Govt Advisory on Removing Content From Pakistan Is Sweeping Censorship, Doesn't Tackle Misinfo
The following is a statement released by the Internet Freedom Foundation on the advisory issued by the Ministry of Information and Broadcasting on May 8, 2025, ordering intermediaries to remove all content originating in Pakistan.
The Internet Freedom Foundation (IFF) mourns the lives lost in the April 22, 2025, Pahalgam attack and affirms that national security is a paramount constitutional duty, yet insists that security measures themselves must remain within constitutional limits.
The Ministry of Information and Broadcasting’s 8 May 2025 “advisory” ordering every OTT service, streaming platform and intermediary in India to remove all content “having its origins in Pakistan” exceeds those limits.
Advisory on content originating from Pakistan
In light of the Pahalgam terror attack, national security takes precedence. OTT platforms are hereby mandated to remove all content originating from Pakistan.#OperationSindoor #IndiaFightsPropaganda pic.twitter.com/fDBMWqLjBX
— Ministry of Information and Broadcasting (@MIB_India) May 8, 2025
This advisory calls for vague forms of censorship (“...are advised to discontinue…having its origins in Pakistan with immediate effect.”) that are obligated to be enforced privately by service providers such as OTT Platforms and Online intermediaries. It rests on no clear statutory footing given it expands the requirements under Rule 3(1)(b) of the IT Rules, 2021 and the Code of Ethics into de-facto executive fiat, and imposes an indiscriminate, origin-based embargo.

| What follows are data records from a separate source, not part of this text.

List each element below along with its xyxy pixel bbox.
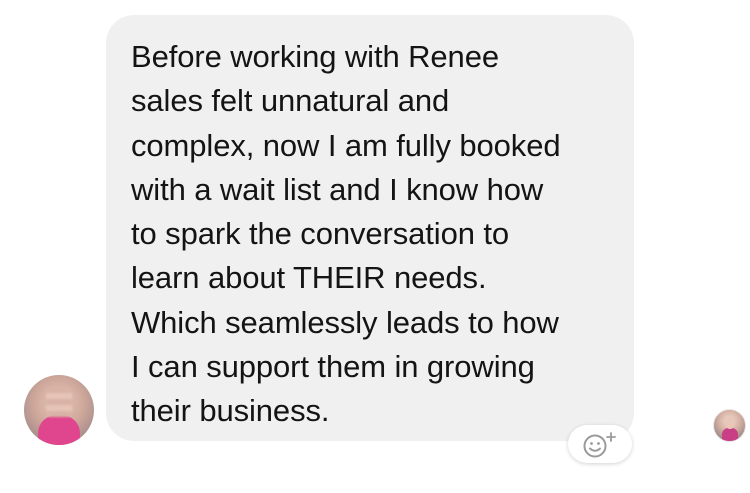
message-bubble[interactable]: Before working with Renee sales felt unn… — [106, 15, 634, 441]
read-receipt-clothing — [722, 428, 738, 441]
message-line: sales felt unnatural and — [131, 83, 450, 119]
avatar-blurred-face — [46, 387, 72, 417]
avatar-clothing — [38, 415, 80, 445]
read-receipt-face — [725, 417, 735, 429]
message-line: I can support them in growing — [131, 349, 535, 385]
message-line: their business. — [131, 393, 330, 429]
read-receipt-avatar — [713, 409, 746, 442]
message-line: Before working with Renee — [131, 39, 499, 74]
smiley-plus-icon — [583, 432, 616, 458]
add-reaction-button[interactable] — [568, 425, 632, 463]
message-line: with a wait list and I know how — [131, 171, 544, 207]
message-line: learn about THEIR needs. — [131, 260, 487, 296]
message-line: complex, now I am fully booked — [131, 127, 561, 163]
sender-avatar[interactable] — [24, 375, 94, 445]
message-line: to spark the conversation to — [131, 216, 510, 252]
message-line: Which seamlessly leads to how — [131, 304, 559, 340]
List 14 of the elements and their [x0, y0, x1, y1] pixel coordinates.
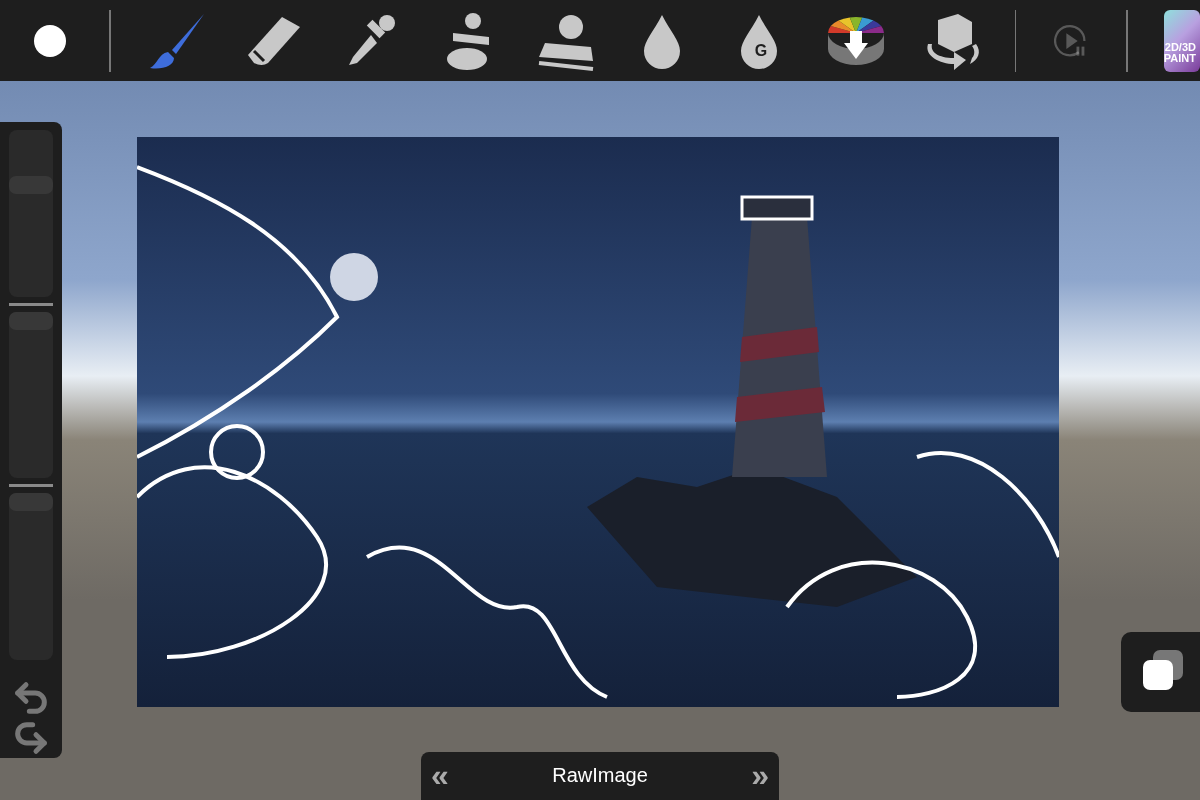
layers-button[interactable]	[1121, 632, 1200, 712]
eraser-tool-icon[interactable]	[245, 14, 302, 67]
slider-thumb[interactable]	[9, 311, 53, 330]
slider-track[interactable]	[9, 493, 53, 660]
previous-button[interactable]: «	[431, 760, 449, 790]
color-swatch[interactable]	[34, 24, 66, 57]
logo-text: 2D/3D	[1164, 41, 1196, 53]
slider-thumb[interactable]	[9, 493, 53, 512]
slider-track[interactable]	[9, 311, 53, 479]
slider-thumb[interactable]	[9, 175, 53, 194]
next-button[interactable]: »	[751, 760, 769, 790]
layer-title: RawImage	[552, 763, 648, 788]
slider-track[interactable]	[9, 130, 53, 297]
logo-text: PAINT	[1163, 52, 1196, 64]
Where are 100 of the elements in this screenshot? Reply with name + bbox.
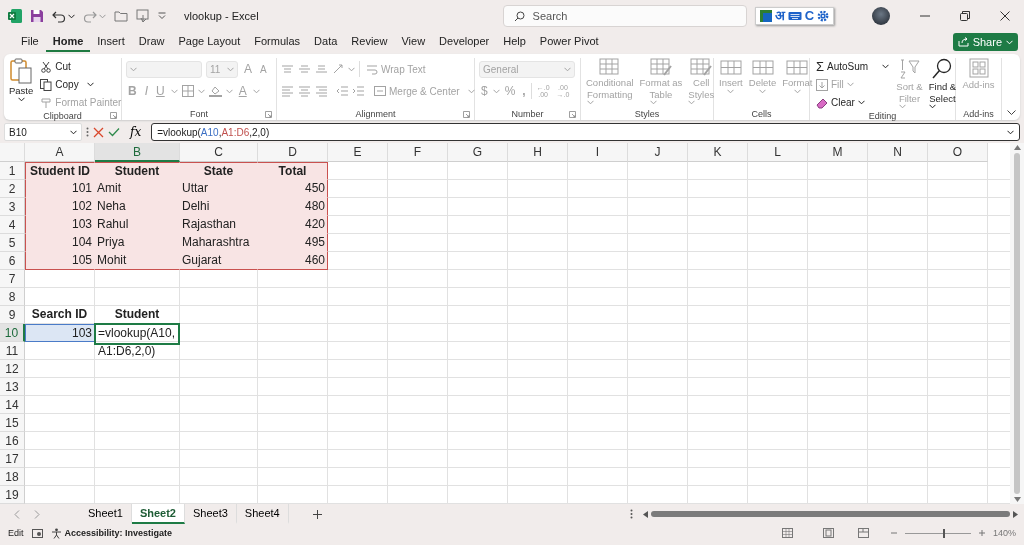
row-header[interactable]: 12 [0,360,25,378]
ribbon-tab[interactable]: Help [496,32,533,52]
ribbon-tab[interactable]: Insert [90,32,132,52]
ribbon-tab[interactable]: Page Layout [171,32,248,52]
search-icon [513,10,525,22]
column-header[interactable]: M [808,143,868,162]
scroll-up-icon [1013,145,1021,150]
sheet-tab[interactable]: Sheet2 [131,504,185,524]
ribbon-tab[interactable]: Developer [432,32,497,52]
ribbon-tab[interactable]: Home [45,32,91,52]
row-header[interactable]: 7 [0,270,25,288]
caret-icon [929,104,937,109]
column-header[interactable]: N [868,143,928,162]
search-icon [931,58,954,80]
cell-styles-icon [690,58,713,76]
row-header[interactable]: 4 [0,216,25,234]
select-all-button[interactable] [0,143,25,162]
formula-field[interactable]: =vlookup(A10,A1:D6,2,0) [151,123,1020,141]
caret-icon [87,82,95,87]
column-header[interactable]: O [928,143,988,162]
cut-button[interactable]: Cut [38,58,124,75]
ribbon-tab[interactable]: Review [344,32,395,52]
group-label: Styles [634,108,660,119]
ribbon-tab[interactable]: Formulas [247,32,308,52]
more-icon [630,509,633,519]
dialog-launcher-icon [569,111,576,118]
row-header[interactable]: 17 [0,450,25,468]
fill-down-icon [816,78,828,91]
row-header[interactable]: 2 [0,180,25,198]
avatar[interactable] [872,7,890,25]
row-header[interactable]: 11 [0,342,25,360]
ribbon-tab[interactable]: File [14,32,46,52]
column-header[interactable]: H [508,143,568,162]
align-icon [281,85,294,97]
zoom-out-icon [890,530,897,536]
copy-button[interactable]: Copy [38,76,124,93]
horizontal-scrollbar[interactable] [651,511,1010,517]
language-bar[interactable]: अ C [754,7,835,25]
caret-icon [898,104,906,109]
find-select-button[interactable]: Find & Select [927,58,958,111]
caret-icon [17,97,25,102]
table-cell: 480 [258,198,328,216]
vertical-scrollbar[interactable] [1010,143,1024,504]
caret-icon [99,13,106,19]
group-label: Clipboard [43,111,82,121]
share-button[interactable]: Share [952,33,1018,51]
column-header[interactable]: B [95,143,180,162]
indent-icon [336,85,348,97]
borders-icon [181,85,194,97]
row-header[interactable]: 13 [0,378,25,396]
group-label: Editing [868,111,897,121]
row-header[interactable]: 19 [0,486,25,504]
column-header[interactable]: C [180,143,258,162]
settings-icon [817,10,830,22]
row-header[interactable]: 15 [0,414,25,432]
eraser-icon [816,96,828,109]
accessibility-status[interactable]: Accessibility: Investigate [64,528,173,538]
row-header[interactable]: 5 [0,234,25,252]
ribbon-tab[interactable]: View [394,32,433,52]
sheet-tab[interactable]: Sheet3 [184,504,237,524]
search-field[interactable]: Search [502,5,747,27]
row-header[interactable]: 16 [0,432,25,450]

This offends the Supreme Court’s necessity-and-proportionality tests laid down in Shreya Singhal (2015) and Anuradha Bhasin (2020). Even otherwise, such origin based blocking is not possible or feasible given the technical nature of information where the residency of a server does not correspond to the nationality nor origin.
Here, its vaguely worded direction to “discontinue” any material originating in Pakistan may include — potentially everything from an Indian journalist’s interview with a Pakistani commentator to cross-border cultural programming such as joint concerts by Indian artists — and will result in over-compliance and self-censorship by private service providers, gutting the freedom of speech and liberty that sustains our democracy.
Given this we fear over-compliance and censorship, as the advisory offers neither notice nor a chance to contest takedowns. It also is not limited by itself to any period of time or event and hence is not temporary or emergent in nature, and acts as prior restraint without judicial oversight — conduct the Supreme Court has repeatedly struck down since the cases of Brij Bhushan (1950) and Sakal Papers (1962).
As an Indian non-profit that centres its work from the constitution of India and close to a decade-long record — from defending net neutrality, fighting against the illegal use of Section 66A and safeguards to censorship and mass surveillance, we urge the Ministry of Information and Broadcasting to withdraw the advisory.
We understand the rampant threats of misinformation that may cause fear and disorder. Here we urge the Union government to support Indian journalists and fact checkers and issue content takedowns as a last resort. Any content-specific takedowns must proceed under clear legal grounds, publish the legal rationale so they can withstand constitutional scrutiny, establish an independent oversight mechanism for future national-security content actions, and consult creators, civil-society, industry and scholars before altering the speech landscape.
As Dr Ambedkar envisaged, safeguarding liberty of thought and expression is an act of constitutional patriotism. We call on the government to pursue security through necessary, proportionate and lawful measures rather than sweeping censorship, thereby honouring both the spirit and the letter of our country’s founding charter.
Apar Gupta is an advocate and the founder-director of the Internet Freedom Foundation.